Though he’s still in touch with a few old FCA colleagues (Percival and his successor Chris Hewitt will keep going to watch Saracen’s play rugby), Percival has bound himself not to talk about any upcoming projects he already has knowledge of.

However, that does not stop him having a guess in his capacity as a market observer as to what the regulator might do next, starting with a potential look at how competition is working in the advice or platform space.

“The FCA has a competition context that the Financial Services Authority didn’t have,” Percival says. “They have a competition department but there’s only so much they can do. Logically at some point they will get round to looking at competition in advisers and platforms.”

Reading between the lines on recent announcements, he also hazards a guess that the FCA may opt for further action on unregulated introducer firms.

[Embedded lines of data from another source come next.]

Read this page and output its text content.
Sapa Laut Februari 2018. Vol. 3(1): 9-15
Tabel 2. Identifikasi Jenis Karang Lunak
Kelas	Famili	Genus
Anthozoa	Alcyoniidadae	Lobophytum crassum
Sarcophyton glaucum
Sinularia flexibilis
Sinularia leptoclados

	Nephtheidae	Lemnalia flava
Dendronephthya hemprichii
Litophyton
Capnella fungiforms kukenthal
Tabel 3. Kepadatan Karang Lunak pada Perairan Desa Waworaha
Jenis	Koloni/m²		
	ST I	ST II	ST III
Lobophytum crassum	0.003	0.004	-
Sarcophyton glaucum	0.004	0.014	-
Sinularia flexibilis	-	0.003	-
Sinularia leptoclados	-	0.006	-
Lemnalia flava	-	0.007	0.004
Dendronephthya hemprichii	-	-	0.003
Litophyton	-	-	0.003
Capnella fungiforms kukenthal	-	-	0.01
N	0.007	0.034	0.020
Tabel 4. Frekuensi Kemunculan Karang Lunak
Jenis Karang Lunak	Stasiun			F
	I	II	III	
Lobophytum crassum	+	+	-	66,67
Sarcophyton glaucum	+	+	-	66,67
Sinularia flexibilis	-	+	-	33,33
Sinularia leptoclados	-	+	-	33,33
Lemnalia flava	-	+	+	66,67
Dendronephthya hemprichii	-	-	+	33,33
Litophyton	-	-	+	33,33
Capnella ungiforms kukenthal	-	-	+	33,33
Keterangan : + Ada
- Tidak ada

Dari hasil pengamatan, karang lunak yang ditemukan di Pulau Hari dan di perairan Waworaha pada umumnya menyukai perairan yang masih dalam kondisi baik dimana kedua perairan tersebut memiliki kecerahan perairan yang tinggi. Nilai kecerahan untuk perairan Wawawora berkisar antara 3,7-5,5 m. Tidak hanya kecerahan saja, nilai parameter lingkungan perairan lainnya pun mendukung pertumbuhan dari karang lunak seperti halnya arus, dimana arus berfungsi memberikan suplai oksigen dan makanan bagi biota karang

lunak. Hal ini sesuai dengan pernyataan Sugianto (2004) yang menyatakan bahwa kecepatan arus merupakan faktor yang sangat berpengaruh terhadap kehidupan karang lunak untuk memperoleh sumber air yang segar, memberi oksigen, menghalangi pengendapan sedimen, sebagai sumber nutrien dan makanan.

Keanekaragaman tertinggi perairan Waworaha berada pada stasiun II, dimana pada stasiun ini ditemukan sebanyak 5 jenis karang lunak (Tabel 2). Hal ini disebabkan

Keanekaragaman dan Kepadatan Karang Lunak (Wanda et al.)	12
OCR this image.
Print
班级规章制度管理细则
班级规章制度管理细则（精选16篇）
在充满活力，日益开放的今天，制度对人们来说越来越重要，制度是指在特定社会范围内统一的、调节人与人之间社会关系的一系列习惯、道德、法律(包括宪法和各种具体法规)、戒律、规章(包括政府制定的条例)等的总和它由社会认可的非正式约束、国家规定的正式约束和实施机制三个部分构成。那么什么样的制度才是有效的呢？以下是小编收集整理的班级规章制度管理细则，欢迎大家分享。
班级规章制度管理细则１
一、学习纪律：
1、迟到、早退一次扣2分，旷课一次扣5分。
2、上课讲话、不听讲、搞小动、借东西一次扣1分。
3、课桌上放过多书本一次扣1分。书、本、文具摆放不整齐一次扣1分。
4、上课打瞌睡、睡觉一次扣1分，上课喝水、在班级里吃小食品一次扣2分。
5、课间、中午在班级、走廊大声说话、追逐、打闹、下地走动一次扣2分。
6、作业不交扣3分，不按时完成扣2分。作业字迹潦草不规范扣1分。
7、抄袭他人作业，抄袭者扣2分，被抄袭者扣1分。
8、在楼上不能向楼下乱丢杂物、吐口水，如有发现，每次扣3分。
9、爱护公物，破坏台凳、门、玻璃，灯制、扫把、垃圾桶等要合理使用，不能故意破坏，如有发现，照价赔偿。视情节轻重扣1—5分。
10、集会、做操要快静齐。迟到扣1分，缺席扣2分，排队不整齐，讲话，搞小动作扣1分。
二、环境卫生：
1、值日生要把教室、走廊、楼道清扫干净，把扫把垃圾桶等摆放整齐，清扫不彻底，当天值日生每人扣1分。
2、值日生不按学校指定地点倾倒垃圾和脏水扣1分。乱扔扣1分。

“I understand what the regulator means by the way it says stuff. What it was saying was go anywhere near these. I don’t recall having seen anything quite so strongly worded as that.”

“I think there’s some advisers who come up from time to time recommending a Sipp to facilitate unregulated investments within that and think they’re not on the hook. The FCA put out a notice saying they are a good three or four years ago.”

As for the Financial Services Compensation Scheme funding review, he would opt to offset compensation costs with fines levied by the regulator. Currently these go to the Treasury.

“It’s as close to polluter pays as we can get,’ he says, ruling a product levy out because the costs would fall on consumers.”